Ghirlandaio's maidservants
Lots of them: why being drunk on words is an honourable state

Feeding the hunger

When someone asks me what I do, and I say I'm a writer, they're usually mildly interested. When we've established that I'm not a journalist but write novels, they're slightly taken aback and slightly impressed, and though of course that's slightly gratifying, I still find it more than slightly odd. The thing is, while I recognise that not everyone wants to or can sit down and write novels for as long as it takes to learn how to do it, telling stories is obviously as fundamental a part of human nature as bringing up children, or hunting and gathering, or searching for meaning beyond the visible. And while the novel is only one manifestation of that narrative nature, my writing (anyone's writing) is simply a rather strenuous effort at something that every storied creature needs done for them, and most do in some way.

According to Marriott, psychotherapists believe that 'narrative competence' is a hallmark of mental health: "If one can tell the 'story' of one's own life in a way that makes sense of one's fears and anxieties, this will in itself make life's difficulties seem less opaque and frightening." The novel is a form born out of the need to "make sense" of the reader's individual world, by spinning new narratives out of individual lives, because the Renaissance and its offspring, peace, print, Protestantism, and the scientific revolution, had altered the relationship God to individual humans.

Yes, 120,000 words of plausible invention takes a bit of inventing. And writers have to live and breathe craft and technique, whether we're applying it to an extraordinary opus far out along the cutting edge of literary experimentation, or the ferociously competitive commercial women's fiction market.
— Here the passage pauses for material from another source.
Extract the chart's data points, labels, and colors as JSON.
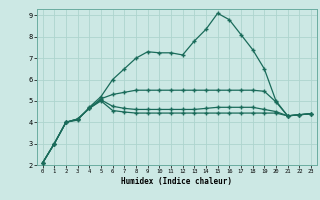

That can make our conversations sound pretty arcane to others - as my cinematographer friend Sam Garwood puts it, "there are some things that focus-pullers want to talk about, that only other focus-pullers want to hear" - although a surprising number of readers like to eavesdrop on us. But while as writer or reader you may want a novel to help you peer into the abyss of death or the beyond-visible, or you may want a novel which makes you laugh and comforts you that you will find a long-term love, both novels are working, by definition, in the way people work. That's what novels do.

For example, it's not a coincidence that it's instability which must start a novel, as I was thinking about in Wake up and re-write - a potential husband arrives at Netherfield Hall, the Bond baddy steals plutonium from a government vault. That works on precisely the same part of the writer/reader's nature as the "making sense" part. Narrative competence isn't just about coming to terms with the past, just as psychotherapy isn't about contemplating your navel better, it's about working with your future better. Without getting into the bogs of evolutionary psychology, if you can make sense of the past, you'll be less surprised when the future jumps up and bites you, whether what jumps up is a sabre-toothed tiger or an appalling bout of procrastination, and you'll be better able to cope, and even learn and grow, when it does. So the desire - no, the urgent need - to resolve instability, which writers work with, isn't to resolve the past (which is also why readers usually need far less backstory than writers want to put in). It's that the writer first, and then the reader, wants to know, and tries to find out, and longs to be satisfied by, the ultimate resolution of the instability. That's what keeps the reader turning the pages: a hunger for sense-making, and the promise that by the end of the book we'll be fed.